One phase of the Concord romancer’s art results
in stories which seem perhaps as somber, strange and
morbid as those of Poe: “Dr. Heidegger’s
Experiment,” “Rapacinni’s Daughter,”
“The Birth Mark.” They stand, of course,
for but one side of his power, of which “The
Great Stone Face” and “The Snow Image”
are the brighter and sweeter. Thus Hawthorne’s
is a broader and more diversified accomplishment in
the form of the tale. But the likeness has to
do with subject-matter, not with the spirit of the
work. The gloomiest of Hawthorne’s short
stories are spiritually sound and sweet: Poe’s,
on the contrary, might be described as unmoral; they
seem written by one disdaining all the touchstones
of life, living in a land of eyrie where there is
no moral law.

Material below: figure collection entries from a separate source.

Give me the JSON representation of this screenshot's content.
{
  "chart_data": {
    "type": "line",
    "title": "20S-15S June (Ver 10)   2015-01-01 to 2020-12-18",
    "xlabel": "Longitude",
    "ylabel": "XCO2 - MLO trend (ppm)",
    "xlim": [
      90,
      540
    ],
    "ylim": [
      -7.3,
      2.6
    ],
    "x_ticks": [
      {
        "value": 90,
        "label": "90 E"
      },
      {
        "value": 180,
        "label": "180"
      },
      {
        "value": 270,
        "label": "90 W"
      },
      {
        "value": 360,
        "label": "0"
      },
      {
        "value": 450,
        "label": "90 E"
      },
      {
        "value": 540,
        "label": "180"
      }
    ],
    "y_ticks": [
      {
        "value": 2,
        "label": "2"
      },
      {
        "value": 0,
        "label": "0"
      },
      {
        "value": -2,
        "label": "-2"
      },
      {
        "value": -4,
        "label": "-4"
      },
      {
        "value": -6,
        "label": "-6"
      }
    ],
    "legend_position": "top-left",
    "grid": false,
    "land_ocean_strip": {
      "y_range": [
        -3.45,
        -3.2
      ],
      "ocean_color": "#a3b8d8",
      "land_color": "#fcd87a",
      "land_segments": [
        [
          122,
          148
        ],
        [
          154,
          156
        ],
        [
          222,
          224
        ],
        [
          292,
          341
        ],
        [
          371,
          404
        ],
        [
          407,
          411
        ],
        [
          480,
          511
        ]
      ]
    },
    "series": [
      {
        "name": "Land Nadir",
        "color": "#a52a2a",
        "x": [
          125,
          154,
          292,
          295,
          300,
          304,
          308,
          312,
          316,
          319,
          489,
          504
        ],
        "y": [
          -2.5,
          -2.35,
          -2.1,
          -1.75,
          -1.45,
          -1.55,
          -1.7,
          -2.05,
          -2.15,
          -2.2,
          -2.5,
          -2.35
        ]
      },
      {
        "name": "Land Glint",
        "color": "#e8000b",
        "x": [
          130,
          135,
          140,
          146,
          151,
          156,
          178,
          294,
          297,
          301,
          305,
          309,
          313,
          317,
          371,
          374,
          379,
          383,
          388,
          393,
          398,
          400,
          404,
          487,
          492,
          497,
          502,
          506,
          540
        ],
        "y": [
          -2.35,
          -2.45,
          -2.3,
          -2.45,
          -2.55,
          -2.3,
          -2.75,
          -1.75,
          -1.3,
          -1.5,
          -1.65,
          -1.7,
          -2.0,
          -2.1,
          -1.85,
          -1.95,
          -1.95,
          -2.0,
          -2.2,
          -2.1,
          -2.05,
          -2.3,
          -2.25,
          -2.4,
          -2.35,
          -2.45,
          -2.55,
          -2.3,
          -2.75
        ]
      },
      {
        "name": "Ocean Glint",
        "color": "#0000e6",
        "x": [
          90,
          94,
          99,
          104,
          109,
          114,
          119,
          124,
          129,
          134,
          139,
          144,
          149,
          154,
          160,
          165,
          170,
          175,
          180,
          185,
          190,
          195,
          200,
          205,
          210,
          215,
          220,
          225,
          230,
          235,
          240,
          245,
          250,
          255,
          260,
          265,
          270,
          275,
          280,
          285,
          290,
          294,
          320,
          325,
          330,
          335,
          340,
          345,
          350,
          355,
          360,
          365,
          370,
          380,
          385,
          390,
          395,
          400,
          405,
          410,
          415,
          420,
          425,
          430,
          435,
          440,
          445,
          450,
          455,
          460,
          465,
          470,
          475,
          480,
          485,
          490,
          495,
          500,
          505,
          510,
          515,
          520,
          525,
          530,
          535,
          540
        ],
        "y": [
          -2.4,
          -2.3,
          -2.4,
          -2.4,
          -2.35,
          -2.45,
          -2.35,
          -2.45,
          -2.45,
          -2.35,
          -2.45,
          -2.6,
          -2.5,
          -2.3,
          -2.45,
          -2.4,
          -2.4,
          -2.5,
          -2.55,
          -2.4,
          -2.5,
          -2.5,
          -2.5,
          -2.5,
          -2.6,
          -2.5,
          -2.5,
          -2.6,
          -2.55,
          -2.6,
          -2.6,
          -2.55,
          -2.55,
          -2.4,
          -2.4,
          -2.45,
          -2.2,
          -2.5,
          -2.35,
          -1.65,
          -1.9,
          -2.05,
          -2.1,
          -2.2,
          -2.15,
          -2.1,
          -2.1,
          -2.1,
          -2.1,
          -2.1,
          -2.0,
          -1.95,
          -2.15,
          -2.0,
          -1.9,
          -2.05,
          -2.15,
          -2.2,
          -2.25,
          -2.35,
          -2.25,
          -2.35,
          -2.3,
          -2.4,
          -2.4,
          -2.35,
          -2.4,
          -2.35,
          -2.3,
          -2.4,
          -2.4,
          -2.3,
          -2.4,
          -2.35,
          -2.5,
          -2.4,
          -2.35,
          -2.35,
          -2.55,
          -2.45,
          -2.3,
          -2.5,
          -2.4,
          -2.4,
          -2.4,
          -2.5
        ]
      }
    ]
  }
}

He would no more than Lamb indict
his very dreams. In the case of Hawthorne there
is allegorical meaning, the lesson is never far to
seek: a basis of common spiritual responsibility
is always below one’s feet. And this is
quite as true of the long romances as of the tales.

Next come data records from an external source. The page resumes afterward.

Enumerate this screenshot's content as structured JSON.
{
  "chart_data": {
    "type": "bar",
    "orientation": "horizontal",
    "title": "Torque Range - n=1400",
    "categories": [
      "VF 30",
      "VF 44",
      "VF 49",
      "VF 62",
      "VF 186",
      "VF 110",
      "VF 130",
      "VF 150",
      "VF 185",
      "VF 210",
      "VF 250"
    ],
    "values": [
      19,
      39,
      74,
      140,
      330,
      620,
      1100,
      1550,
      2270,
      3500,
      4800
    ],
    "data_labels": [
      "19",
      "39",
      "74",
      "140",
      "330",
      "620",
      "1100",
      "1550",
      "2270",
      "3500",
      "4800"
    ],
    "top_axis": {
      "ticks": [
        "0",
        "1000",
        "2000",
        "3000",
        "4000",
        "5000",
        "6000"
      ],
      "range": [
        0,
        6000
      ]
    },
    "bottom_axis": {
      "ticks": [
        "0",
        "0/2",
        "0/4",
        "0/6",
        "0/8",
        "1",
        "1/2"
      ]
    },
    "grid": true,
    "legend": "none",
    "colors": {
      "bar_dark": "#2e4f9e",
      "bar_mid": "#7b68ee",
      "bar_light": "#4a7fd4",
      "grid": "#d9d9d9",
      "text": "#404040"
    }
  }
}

The result is that there is spiritual tonic in Hawthorne’s
fiction, while something almost miasmatic rises from
Poe, dropping a kind of veil between us and the salutary
realities of existence. If Poe be fully as gifted,
he is, for this reason, less sanely endowed.

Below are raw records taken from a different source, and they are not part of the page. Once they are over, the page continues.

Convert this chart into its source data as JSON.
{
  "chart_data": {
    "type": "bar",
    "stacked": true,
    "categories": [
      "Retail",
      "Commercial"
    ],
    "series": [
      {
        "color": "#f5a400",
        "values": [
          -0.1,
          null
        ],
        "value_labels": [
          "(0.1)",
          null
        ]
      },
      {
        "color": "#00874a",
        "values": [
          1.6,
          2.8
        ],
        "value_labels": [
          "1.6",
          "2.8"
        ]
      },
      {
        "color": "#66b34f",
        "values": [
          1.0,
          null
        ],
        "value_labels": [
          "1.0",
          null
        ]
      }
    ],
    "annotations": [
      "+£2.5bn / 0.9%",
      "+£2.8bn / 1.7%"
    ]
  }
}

It may be conceded that he is not always as shudderingly
sardonic and removed from human sympathy as in “The
Cask of Amontillado” or “The Black Cat”;
yet it is no exaggeration to affirm that he is nowhere
more typical, more himself. On the contrary,
in a tale like “The Birth Mark,” what
were otherwise the horror and ultra-realism of it,
is tempered by and merged in the suggestion that no
man shall with impunity tamper with Nature nor set
the delight of the eyes above the treasures of the
soul. The poor wife dies, because her husband
cares more to remove a slight physical defect than
he does for her health and life. So it cannot
be said of the somber work in the tale of these two
sons of genius that,
“A common grayness silvers everything,”
since the gifts are so differently exercised and the artistic product of totally dissimilar texture. Moreover, Poe is quite incapable of the lovely naivete of “The Snow Image,” or the sun-kissed atmosphere of the wonder-book. Humor, except in the satiric vein, is hardly more germane to the genius of Hawthorne than to that of Poe; its occasional exercise is seldom if ever happy.
Although most literary comparisons are futile because of the disparateness of the things compared, the present one seems legitimate in the cases of Poe and Hawthorne, superficially so alike in their short-story work.